Além das flutuações diárias, observou-se também que estudantes que, em geral, apresentavam maior uso de smartphone do que seus colegas relatavam níveis consistentemente mais altos de desengajamento. A incapacidade persistente de reduzir o tempo de tela amplificava a sensação de tédio.
“A principal conclusão é que o uso do smartphone e o desengajamento alimentam um ao outro em um ciclo vicioso”, afirmou Yu. “Quando você se sente desconectado ou desfocado, pode recorrer ao celular em busca de alívio, mas isso provavelmente fará você se sentir ainda mais desconectado no dia seguinte.”
Segundo ele, romper esse ciclo exige mais do que força de vontade: é necessário substituir o hábito de rolar a tela por algo significativo, como participar de um clube, fazer voluntariado ou estabelecer horários de estudo livres de celular.
Nem gênero nem condição socioeconômica familiar alteraram significativamente os resultados, sugerindo que esse ciclo afeta amplamente estudantes do primeiro ano, independentemente do perfil demográfico.

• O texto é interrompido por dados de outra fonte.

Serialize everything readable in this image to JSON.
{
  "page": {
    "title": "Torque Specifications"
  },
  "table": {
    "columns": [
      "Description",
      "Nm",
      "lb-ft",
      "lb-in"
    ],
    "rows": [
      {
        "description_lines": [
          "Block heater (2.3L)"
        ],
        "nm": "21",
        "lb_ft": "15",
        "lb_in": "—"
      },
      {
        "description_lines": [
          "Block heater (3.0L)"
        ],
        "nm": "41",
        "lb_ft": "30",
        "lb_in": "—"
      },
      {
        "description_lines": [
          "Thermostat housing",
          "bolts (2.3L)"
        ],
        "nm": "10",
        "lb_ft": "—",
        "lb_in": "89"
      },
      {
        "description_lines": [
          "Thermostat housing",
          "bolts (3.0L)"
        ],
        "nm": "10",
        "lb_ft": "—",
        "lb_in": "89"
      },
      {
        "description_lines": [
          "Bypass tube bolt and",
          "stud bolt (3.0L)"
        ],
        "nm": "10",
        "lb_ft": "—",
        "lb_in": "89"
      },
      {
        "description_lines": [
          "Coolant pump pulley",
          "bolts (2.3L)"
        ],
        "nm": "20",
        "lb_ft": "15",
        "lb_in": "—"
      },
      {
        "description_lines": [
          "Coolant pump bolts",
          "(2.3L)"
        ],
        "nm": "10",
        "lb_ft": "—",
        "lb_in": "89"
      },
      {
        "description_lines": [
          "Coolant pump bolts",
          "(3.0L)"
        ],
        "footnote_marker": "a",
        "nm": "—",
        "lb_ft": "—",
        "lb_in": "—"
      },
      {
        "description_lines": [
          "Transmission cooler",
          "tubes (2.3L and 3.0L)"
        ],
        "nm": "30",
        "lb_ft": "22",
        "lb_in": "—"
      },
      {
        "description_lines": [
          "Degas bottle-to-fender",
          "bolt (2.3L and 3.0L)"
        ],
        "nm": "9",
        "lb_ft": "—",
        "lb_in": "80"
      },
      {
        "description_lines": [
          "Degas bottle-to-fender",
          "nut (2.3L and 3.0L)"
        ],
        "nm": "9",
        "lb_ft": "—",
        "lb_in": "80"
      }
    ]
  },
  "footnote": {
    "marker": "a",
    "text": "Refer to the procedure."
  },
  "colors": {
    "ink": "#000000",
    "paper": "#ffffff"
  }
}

O estudo possui limitações. Ele foi conduzido apenas com universitários chineses do primeiro ano, o que limita a generalização para outras culturas ou faixas etárias. Além disso, os dados foram baseados em autorrelato, o que pode introduzir vieses.
Yu destaca que estudos futuros deveriam incluir dados objetivos, como registros reais de tempo de tela, para reduzir vieses. Ele também pretende investigar mecanismos específicos que alimentam esse ciclo, como privação de sono ou o tipo de aplicativo utilizado.
Seu objetivo de longo prazo é desenvolver intervenções práticas, como programas de educação em bem-estar digital, atividades extracurriculares estruturadas e estratégias simples — como limites de uso durante o estudo — capazes de interromper esse efeito cumulativo.
O estudo, intitulado “Problematic smartphone use and disengagement in first-year college students: A daily diary study of between- and within-person differences”, foi conduzido por Jeong Jin Yu.